Wednesday, September 29, 2021

The End of AMP?

Dwayne Lafleur (via Hacker News):

Google provided a distinct advantage to sites using AMP – priority placement on the world’s largest traffic source – Google search. I’ve had the pleasure of working with more than twenty thousand publishers in the five years since AMP’s launch, and I don’t believe I’ve ever heard a single reason that a publisher uses AMP other than to obtain this priority placement.

[…]

The good news is that, in May [2021], this is all about to change. Part of the Google update is that all pages with high Page Experience scores are eligible to be in the featured top news carousel. This effectively means that publishers will no longer be forced to use AMP and can instead provide fast, rich experiences on their own domains.

[…]

The good news gets even better; non-AMP pages make considerably more revenue per pageview than AMP pages. Initially, I assumed this was due to the nature of how ads load on AMP, however, recent Antitrust lawsuits have proposed that hindering ad competition was a feature and that all non-amp ad tags, such as my company, Ezoic’s, were delayed by 1 second to make them less effective.

Nick Heer:

Let us hope this marks the rapid decline of a proprietary format designed to replicate the open standards of the web in a way that Google can more readily control and track.

John Wilander:

The Google AMP cache is the cross-site tracking stunt of the decade. How did they get away with serving others’ content under google.com for all these years, with full access to people’s Google login cookies, while making the actual content providers into 3rd-parties?

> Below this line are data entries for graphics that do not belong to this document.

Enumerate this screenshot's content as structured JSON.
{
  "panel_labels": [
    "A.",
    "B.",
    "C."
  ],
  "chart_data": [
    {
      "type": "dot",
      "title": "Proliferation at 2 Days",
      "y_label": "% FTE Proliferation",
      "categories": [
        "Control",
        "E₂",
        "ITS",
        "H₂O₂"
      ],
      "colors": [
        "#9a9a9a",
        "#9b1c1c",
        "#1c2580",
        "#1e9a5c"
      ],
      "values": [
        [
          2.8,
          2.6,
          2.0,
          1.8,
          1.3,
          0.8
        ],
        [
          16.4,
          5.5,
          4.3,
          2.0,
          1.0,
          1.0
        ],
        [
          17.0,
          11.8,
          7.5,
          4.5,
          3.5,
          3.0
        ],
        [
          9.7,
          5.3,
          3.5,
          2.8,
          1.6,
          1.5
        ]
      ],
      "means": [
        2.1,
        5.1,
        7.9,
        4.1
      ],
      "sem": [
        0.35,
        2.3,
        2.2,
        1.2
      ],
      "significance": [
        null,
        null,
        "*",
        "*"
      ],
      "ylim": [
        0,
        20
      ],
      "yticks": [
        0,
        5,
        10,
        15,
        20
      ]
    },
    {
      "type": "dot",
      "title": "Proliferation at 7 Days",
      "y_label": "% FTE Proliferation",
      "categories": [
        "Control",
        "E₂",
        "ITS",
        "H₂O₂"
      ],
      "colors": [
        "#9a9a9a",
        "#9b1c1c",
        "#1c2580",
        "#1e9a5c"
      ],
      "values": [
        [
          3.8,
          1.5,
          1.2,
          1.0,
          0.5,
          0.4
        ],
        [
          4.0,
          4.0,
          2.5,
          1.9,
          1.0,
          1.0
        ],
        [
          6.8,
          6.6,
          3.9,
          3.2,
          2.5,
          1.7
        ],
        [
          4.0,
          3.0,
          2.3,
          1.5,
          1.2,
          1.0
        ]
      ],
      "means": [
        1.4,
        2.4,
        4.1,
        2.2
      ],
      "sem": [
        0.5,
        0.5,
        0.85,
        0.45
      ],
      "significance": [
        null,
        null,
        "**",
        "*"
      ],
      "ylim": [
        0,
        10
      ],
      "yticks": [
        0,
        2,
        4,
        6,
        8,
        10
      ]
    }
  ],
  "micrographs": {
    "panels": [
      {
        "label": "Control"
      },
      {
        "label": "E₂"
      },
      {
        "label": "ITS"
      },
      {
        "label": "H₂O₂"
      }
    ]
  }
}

Marko Saric (via Hacker News):

From the release of the Core Web Vitals and the page experience algorithm, there is no longer any preferential treatment for Accelerated Mobile Pages (AMP) in Google’s search results, Top Stories carousel and the Google News. Google will even remove the AMP badge icon from the search results.

You can now safely ignore Google AMP when building a more diverse and more exciting web without any artificial restrictions set by the adtech giant.

[…]

Google AMP was never popular. It was controversial from the day it was introduced and received a big push back and a lot of hate but Google stuck to its guns for years.

There’s been a lot of antitrust scrutiny on Google and it may have played a role in this change of heart.

Previously:

2 Comments RSS · Twitter

A friend of mine worked on a native app for a newspaper.
"Why do they need a native app?"
"The web is too slow."

Naturally their site was filled to the brim with bullshit, and the app wasn't.

When AMP was announced I thought it was an attempt to kill all the bullshit on the web. That didn't happen. Not sure if that was even the aim anymore. Still perplexed why companies are OK with bullshit on the web but not in their apps.

Yeah, I kind of loathe the appification of everything and if Amp had fought that, then great. But it sadly didn't and legitimately fast non Amp websites were still punished in search rankings. So screw Amp.

People should decrapify their sites and the web would get much faster. Indeed.